Sign Out
Pharmacology: The mechanism of action of Zadaxin is not completely understood but is thought to be related to its immunomodulating activities, centered primarily around augmentation of T-cell function. In various in vitro assays, thymosin α1 has been shown to promote T-cell differentiation and maturation eg, CD4+, CD8+ and CD3+ cells have all been shown to be increased. Thymosin α1 has also been shown to increase production of IFN-γ, IL-2, IL-3, and expression of IL-2 receptor following activation by mitogens or antigens, increase NK cell activity, increase production of migratory inhibitory factor (MIF) and increase antibody response to T-cell dependent antigens. Thymosin α1 has also been shown to antagonize dexamethasone-induced apoptosis of thymocytes in vitro. In vivo administration of thymosin α1 to animals immunosuppressed by chemotherapy, tumor burden, or irradiation showed that thymosin α1 protects against cytotoxic damage to bone marrow, tumor progression and opportunistic infections, thereby increasing survival time and number of survivors. Many of the in vitro and in vivo effects of thymosin α1 have been interpreted as influences on either differentiation of pluripotent stem cells to thymocytes or activation of thymocytes into activated T-cells.
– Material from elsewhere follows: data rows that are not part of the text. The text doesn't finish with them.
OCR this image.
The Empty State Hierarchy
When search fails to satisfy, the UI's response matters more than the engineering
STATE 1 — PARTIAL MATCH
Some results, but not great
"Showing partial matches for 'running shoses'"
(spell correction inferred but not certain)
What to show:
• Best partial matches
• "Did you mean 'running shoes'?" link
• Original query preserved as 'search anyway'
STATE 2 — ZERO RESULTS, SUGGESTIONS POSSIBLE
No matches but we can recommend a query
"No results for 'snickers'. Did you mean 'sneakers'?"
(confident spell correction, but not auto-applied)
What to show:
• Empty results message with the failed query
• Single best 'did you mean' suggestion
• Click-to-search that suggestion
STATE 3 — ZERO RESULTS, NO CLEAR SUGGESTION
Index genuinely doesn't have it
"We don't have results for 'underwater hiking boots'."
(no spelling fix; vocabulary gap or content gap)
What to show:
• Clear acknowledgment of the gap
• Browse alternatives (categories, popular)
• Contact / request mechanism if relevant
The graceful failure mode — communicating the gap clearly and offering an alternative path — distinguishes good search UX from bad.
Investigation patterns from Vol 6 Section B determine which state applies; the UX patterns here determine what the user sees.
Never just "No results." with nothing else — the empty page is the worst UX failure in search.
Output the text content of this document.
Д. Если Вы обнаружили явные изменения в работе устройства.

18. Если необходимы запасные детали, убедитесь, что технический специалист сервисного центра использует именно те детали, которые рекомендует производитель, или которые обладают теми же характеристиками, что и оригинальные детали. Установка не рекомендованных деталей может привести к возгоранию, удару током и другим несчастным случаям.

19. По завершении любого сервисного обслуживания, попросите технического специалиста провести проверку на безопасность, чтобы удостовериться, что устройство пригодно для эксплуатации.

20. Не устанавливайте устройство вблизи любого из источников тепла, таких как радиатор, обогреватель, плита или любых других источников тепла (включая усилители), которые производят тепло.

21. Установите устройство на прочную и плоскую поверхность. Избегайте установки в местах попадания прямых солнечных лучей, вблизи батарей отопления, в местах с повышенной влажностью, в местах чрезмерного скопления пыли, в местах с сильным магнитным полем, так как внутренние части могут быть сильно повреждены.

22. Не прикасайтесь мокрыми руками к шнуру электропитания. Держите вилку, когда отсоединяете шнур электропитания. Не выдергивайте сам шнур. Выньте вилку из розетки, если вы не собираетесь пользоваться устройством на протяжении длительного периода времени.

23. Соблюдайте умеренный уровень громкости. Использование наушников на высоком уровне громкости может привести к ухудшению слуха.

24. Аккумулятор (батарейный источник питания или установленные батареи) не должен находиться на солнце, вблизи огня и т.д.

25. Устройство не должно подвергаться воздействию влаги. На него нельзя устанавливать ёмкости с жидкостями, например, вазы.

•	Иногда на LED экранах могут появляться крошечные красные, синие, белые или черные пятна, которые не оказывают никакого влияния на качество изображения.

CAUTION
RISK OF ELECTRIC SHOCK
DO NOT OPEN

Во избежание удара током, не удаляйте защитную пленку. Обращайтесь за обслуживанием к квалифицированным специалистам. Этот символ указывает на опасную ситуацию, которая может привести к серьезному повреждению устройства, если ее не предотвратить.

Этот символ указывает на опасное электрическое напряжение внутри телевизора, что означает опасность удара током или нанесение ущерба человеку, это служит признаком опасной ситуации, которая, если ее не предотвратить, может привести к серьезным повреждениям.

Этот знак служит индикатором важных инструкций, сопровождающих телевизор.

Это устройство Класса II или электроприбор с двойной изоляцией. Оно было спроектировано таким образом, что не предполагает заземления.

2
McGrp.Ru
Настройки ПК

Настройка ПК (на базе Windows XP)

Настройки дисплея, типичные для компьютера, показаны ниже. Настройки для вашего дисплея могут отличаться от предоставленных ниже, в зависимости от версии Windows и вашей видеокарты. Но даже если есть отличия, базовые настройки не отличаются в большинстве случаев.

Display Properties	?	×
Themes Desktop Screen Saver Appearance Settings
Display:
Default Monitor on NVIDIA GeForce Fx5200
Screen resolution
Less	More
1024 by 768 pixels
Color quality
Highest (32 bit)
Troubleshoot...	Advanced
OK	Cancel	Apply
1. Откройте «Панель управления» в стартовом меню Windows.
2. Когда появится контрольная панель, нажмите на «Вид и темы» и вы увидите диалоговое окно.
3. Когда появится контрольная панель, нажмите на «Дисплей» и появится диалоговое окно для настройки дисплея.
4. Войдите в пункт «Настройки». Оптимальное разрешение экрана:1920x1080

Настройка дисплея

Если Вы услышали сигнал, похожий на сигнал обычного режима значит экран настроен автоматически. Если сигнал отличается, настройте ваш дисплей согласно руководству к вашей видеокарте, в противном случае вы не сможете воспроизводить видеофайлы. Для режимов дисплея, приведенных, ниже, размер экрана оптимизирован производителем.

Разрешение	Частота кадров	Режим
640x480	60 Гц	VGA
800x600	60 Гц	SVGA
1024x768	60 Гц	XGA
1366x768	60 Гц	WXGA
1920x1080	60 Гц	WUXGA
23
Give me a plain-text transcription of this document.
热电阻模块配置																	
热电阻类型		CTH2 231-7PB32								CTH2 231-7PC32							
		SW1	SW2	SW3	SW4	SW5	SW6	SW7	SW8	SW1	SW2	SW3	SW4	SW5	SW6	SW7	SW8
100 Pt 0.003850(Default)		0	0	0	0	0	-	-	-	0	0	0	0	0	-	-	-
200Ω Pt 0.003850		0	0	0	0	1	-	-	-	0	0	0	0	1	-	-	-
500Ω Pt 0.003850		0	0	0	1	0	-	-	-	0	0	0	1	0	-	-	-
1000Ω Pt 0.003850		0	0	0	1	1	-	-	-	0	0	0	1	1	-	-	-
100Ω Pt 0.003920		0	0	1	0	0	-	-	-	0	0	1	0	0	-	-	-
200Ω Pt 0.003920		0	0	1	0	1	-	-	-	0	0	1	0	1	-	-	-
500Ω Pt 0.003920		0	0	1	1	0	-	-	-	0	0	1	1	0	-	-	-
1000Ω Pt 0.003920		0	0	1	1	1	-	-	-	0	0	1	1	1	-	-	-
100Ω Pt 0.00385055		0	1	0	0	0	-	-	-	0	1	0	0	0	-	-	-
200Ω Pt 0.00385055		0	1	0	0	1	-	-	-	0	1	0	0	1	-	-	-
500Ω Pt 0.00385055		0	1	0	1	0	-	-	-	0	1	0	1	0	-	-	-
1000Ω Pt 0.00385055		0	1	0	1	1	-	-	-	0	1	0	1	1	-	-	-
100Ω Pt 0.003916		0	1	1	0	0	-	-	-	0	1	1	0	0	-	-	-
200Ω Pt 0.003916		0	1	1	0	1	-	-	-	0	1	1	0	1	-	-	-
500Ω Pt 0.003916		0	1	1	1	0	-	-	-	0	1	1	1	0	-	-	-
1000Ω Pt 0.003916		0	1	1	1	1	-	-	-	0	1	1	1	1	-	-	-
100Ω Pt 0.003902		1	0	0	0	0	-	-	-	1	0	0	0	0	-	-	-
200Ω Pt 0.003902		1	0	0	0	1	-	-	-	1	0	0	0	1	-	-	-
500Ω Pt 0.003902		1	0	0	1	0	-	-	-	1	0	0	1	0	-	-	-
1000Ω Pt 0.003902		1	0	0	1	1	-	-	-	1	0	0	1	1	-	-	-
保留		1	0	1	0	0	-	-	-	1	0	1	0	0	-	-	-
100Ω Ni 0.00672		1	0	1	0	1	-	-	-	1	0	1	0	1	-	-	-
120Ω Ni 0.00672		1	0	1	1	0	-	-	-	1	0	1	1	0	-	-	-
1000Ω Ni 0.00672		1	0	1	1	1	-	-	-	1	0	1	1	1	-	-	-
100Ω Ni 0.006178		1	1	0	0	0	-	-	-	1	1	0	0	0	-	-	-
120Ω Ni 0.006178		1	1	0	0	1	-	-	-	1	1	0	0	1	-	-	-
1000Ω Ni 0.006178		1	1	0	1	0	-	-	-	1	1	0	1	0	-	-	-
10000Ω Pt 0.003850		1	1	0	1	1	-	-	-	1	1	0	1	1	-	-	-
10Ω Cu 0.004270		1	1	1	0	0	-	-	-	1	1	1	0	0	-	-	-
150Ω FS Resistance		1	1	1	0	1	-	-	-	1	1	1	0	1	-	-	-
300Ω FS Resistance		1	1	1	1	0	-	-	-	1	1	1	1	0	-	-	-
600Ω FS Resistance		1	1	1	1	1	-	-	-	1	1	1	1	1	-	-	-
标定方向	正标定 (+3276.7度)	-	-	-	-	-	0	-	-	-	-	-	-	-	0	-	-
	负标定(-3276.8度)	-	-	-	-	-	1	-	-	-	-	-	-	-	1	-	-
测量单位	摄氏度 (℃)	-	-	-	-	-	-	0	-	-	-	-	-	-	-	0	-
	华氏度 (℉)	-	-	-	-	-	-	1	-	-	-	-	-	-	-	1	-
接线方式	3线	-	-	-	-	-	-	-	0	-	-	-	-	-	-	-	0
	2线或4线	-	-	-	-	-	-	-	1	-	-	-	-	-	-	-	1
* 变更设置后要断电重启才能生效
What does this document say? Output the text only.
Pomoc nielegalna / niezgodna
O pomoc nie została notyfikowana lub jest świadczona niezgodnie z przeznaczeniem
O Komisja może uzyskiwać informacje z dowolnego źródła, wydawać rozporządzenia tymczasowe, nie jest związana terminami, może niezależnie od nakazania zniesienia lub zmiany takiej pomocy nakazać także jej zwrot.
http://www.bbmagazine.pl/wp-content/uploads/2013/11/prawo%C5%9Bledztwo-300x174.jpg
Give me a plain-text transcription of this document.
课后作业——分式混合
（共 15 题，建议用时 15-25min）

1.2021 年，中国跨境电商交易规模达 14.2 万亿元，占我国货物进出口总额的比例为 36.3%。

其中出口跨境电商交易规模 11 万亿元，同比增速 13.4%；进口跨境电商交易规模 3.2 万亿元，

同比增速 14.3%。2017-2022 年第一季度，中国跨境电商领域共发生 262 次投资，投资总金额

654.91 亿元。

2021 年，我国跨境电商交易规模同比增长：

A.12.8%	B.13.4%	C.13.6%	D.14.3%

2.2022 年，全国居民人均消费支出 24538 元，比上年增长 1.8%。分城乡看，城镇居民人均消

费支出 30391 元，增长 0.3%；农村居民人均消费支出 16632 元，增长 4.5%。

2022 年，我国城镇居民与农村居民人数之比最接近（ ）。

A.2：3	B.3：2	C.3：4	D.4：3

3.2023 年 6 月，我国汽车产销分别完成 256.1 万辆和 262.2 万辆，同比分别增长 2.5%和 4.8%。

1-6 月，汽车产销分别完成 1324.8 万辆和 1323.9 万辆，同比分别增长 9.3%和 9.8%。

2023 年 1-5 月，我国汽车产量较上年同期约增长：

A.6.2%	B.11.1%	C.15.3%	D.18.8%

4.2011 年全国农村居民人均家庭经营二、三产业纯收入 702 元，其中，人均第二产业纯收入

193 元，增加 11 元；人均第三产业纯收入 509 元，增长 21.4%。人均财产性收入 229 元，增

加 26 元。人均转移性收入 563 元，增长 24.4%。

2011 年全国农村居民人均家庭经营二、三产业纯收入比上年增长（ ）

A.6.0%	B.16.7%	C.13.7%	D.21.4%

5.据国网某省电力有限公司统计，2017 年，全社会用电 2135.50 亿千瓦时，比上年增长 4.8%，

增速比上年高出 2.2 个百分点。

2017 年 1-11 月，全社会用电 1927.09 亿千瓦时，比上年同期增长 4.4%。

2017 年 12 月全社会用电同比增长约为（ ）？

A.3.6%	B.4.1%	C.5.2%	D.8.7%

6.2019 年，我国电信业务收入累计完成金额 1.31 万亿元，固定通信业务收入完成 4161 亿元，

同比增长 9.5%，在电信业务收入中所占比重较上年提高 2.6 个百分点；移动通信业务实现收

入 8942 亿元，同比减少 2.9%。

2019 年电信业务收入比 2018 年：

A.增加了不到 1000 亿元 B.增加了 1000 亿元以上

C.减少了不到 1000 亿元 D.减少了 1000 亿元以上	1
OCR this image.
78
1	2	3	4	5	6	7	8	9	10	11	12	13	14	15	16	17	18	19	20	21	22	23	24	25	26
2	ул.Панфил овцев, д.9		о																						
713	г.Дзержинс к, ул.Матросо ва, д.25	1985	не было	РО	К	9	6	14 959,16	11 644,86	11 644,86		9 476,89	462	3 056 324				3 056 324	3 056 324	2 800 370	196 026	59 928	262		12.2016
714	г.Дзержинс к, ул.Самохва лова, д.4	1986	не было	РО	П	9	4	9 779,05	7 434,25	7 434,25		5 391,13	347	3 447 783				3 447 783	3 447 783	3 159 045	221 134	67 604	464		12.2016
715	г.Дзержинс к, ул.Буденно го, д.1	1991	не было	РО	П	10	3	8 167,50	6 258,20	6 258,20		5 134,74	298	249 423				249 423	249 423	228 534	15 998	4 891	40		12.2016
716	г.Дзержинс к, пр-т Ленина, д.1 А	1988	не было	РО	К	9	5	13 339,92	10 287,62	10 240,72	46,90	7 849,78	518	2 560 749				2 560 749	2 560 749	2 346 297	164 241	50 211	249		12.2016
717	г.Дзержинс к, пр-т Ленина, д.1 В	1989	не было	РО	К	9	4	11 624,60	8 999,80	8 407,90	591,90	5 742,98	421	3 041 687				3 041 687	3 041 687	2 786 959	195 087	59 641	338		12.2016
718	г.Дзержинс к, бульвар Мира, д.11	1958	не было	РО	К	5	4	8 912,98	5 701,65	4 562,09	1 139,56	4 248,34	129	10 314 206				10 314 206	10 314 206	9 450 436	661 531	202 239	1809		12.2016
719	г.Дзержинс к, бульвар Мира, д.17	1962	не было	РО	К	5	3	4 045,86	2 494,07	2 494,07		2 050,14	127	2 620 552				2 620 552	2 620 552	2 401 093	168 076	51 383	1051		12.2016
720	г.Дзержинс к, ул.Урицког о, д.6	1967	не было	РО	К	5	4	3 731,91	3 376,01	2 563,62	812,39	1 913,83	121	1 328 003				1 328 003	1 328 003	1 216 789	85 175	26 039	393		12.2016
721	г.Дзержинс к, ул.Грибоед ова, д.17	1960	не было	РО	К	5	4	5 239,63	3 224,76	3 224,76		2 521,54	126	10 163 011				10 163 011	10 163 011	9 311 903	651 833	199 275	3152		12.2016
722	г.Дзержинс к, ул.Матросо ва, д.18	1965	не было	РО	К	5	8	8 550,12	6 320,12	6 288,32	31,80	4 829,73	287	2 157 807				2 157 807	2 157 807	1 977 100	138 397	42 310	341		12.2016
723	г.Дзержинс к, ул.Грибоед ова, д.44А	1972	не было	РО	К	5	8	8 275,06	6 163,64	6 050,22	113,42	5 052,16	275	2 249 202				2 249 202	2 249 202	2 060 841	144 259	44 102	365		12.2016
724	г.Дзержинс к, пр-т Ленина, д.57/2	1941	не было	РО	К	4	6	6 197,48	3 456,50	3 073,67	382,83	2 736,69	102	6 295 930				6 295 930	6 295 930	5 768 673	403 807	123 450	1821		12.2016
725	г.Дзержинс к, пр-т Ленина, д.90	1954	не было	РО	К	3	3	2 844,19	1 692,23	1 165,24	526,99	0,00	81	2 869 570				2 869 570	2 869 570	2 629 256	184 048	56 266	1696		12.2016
Pharmacokinetics: The pharmacokinetics of thymosin α1 were studied in adult volunteers at single SC doses ranging from 0.8-6.4 mg and in multiple-dose studies of 5-7 days' duration at SC doses ranging from 1.6-16 mg. Thymosin α1 was rapidly absorbed with peak serum levels achieved at approximately 2 hrs. A dose proportional increase was seen in serum levels for Cmax and AUC, and serum levels returned to basal levels by 24 hrs after administration. The serum half-life was approximately 2 hrs and there was no evidence of accumulation following multiple SC doses. Urine excretion ranged from 31-60% of the administered dose following single and multiple doses.